A Soviet drive in the 1970s to restore the old city centre resulted in the removal of most of the inhabitants and turned it into a ‘town preserve’, devoid of the hustle and bustle of daily life. Projects like the Khiva Carpet Development Project, housed in an old madrasa, or theological college, are bringing life back into the city centre.

The Carpet Development Project, supported by UNESCO, was established to provide training and employment for local people and is now a fair trade company. Its founder, Chris Alexander, works for the Swedish NGO, Operation Mercy, as project manager for a tourism management project in Khiva. He also became involved in developing craft programs that benefit of the local population and emphasises the importance of having these types of projects managed locally, rather than out of a central location, such as Tashkent. 

In setting up the project, an old madrasa was renovated, looms constructed and five weavers and one master weaver were employed.

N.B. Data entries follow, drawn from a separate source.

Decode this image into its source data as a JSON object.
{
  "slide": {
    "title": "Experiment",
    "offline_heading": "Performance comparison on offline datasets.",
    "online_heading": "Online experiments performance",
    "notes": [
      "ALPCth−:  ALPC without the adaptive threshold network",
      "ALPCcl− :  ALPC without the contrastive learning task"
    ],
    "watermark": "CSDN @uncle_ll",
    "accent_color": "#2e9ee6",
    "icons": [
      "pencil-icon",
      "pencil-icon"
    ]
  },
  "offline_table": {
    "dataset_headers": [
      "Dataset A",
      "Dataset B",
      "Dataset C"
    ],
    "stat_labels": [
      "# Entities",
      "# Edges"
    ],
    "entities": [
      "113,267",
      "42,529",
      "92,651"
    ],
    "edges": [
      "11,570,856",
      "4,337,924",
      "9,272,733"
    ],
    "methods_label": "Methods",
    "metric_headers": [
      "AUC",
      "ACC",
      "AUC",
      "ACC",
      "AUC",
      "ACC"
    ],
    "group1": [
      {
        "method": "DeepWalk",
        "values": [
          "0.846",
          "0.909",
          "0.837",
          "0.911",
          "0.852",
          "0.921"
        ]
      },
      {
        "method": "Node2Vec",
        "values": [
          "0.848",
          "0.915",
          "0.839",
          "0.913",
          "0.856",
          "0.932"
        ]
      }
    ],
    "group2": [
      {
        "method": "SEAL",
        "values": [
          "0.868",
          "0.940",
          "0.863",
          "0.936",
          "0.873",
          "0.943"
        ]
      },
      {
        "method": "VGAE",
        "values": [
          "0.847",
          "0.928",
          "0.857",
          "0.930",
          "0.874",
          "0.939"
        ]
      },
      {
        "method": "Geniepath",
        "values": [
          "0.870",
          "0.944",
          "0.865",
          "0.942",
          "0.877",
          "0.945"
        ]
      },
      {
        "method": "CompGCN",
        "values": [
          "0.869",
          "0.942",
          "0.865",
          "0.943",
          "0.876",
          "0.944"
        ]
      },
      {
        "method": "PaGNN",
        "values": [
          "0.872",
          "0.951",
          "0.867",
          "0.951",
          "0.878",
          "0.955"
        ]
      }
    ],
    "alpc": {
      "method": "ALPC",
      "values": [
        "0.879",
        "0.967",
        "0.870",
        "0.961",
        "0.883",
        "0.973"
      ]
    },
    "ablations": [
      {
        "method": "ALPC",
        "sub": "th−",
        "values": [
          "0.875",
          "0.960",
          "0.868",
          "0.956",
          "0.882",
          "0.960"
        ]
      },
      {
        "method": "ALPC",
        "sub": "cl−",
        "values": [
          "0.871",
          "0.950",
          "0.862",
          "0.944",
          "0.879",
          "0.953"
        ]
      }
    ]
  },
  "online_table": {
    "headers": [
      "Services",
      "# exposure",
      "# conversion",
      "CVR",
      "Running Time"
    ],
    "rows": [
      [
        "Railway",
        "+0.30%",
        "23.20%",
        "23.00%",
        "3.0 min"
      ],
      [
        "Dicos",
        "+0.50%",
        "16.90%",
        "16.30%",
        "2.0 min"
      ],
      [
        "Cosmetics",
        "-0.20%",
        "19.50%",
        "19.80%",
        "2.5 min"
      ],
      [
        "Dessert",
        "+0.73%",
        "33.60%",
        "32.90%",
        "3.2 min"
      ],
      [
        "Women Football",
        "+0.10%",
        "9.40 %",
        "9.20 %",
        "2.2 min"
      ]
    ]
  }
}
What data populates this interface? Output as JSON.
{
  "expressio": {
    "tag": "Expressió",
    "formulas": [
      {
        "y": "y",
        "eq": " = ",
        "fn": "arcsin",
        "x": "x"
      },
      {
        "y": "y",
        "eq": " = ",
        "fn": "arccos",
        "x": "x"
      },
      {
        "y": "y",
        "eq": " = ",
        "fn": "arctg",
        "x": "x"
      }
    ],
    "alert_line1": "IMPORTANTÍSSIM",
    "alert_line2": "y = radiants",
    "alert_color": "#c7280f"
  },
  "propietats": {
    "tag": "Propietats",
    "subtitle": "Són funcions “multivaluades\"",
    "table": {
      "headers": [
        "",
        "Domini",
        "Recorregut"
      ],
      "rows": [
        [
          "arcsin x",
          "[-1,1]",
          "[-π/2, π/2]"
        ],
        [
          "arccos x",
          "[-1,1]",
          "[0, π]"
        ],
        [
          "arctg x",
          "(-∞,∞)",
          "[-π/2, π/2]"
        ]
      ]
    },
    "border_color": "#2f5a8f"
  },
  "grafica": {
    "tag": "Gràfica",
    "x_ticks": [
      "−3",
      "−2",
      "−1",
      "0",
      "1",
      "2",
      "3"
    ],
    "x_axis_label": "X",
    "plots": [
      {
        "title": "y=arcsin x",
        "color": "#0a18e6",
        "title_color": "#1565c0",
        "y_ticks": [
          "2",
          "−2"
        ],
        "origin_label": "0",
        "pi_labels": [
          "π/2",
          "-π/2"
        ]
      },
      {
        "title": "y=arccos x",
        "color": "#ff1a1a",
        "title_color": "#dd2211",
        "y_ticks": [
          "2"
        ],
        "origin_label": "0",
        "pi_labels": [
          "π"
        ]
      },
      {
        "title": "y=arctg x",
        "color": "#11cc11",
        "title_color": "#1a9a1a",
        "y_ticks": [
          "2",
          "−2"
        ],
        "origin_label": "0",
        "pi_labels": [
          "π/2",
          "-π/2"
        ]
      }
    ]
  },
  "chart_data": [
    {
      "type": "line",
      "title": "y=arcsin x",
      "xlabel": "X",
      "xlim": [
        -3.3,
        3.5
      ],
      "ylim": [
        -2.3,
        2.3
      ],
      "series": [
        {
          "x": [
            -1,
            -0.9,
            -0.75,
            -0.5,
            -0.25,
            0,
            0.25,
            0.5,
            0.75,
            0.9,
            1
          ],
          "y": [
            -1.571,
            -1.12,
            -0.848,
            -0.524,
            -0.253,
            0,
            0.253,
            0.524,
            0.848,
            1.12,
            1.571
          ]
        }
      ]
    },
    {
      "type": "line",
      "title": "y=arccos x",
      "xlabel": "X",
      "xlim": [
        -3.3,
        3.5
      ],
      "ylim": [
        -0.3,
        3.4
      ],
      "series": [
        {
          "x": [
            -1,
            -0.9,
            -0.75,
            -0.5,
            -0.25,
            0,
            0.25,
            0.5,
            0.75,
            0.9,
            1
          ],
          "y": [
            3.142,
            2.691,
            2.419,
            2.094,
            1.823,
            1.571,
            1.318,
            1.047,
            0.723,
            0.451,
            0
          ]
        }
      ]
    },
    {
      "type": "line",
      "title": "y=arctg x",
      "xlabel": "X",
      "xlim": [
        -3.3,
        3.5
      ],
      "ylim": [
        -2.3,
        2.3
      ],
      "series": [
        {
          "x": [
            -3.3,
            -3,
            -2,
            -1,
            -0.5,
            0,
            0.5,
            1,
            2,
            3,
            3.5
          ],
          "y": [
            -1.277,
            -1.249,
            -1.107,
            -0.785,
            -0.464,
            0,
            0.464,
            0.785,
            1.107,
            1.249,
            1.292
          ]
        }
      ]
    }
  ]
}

The project is run as a communal effort and headed by a committee, which includes the weavers. It only sells carpets made at the workshop, selling direct to the buyer and effectively cutting out the middleman. 

The distinctive aspect of the Khiva Carpet Development Project is that the designs are based on carpets depicted in Persian miniatures and paintings by European artists such as Lorenzo Lotto and Hans Holbein. The carpets that appeared in 15th & 16th century Western art originated from centres in Anatolia, such as Ushak and Bergama and were exported to Europe as luxury and exotic items for the wealthy, or presented as diplomatic gifts by visiting ambassadors and dignitaries. Their distinctive patterns of geometric medallions and repeating motifs, often with borders of abstracted kufic script, have thus become known as “Holbein” or “Lotto” carpets.

In contrast to the Anatolian carpets, those depicted in Persian miniatures are characterised by the free-flowing arabesque and central medallion designs mastered by Persian court weavers during the golden age of Persian carpet making in the 16th and 17th centuries. In addition, the project is also drawing inspiration from its local environment, translating designs from the magnificent carved wooden doors and tiles which decorate the buildings of the old city of Khiva.

The carpets are hand woven from silk dyed with natural dyes. The project has found it difficult to procure the ingredients for natural dyes, which have been imported from neighbouring Afghanistan. Chris Alexander describes a rather comical but also nerve wracking situation where he was questioned at the Uzbek – Afghan border about a rather suspicious looking white powdered dye he was carrying. However, on pronouncing he was a ‘man of honour’ he was allowed to pass with his cargo.

Before it can be woven, Chris Alexander describes how the silk needs to be de-gummed with ash from the wood of a local tree, saksaul, which grows in the desert. This strips the sericin from the silk, which is then washed in a soap solution and dyed. The silk is hung out to dry for three days and rewashed and dried again. Finally, it is beaten against a wall to get rid of any ‘excess’ silk.

The process of carpet making starts with the translation of designs to graph paper for the weavers to work from. The looms are prepared and sweets sometimes scattered in the hope that the work may progress ‘sweetly’. When the weaving process has been completed, the carpet is cut off the loom, an act the weavers call ‘circumcision’.  At this stage the carpet appears dirty, hard and ‘woolly’ and is washed with cream of tartar to bring out the shine and then with shampoo and conditioner. Finally it is clipped to give a uniform finish to the pile.

As the Khiva Carpet Development Project grows, Chris Alexander is looking to revive designs from Timurid era images of Central Asia which have not been woven for some 500 years. He would also like to develop an embroidery workshop for the production of suzani, the wall hangings and dowry cloths of Uzbekistan noted for their vibrancy of design and intricate needlework. These projects revive and extend the textile arts of a region famed for its textile heritage and which is still very much alive today.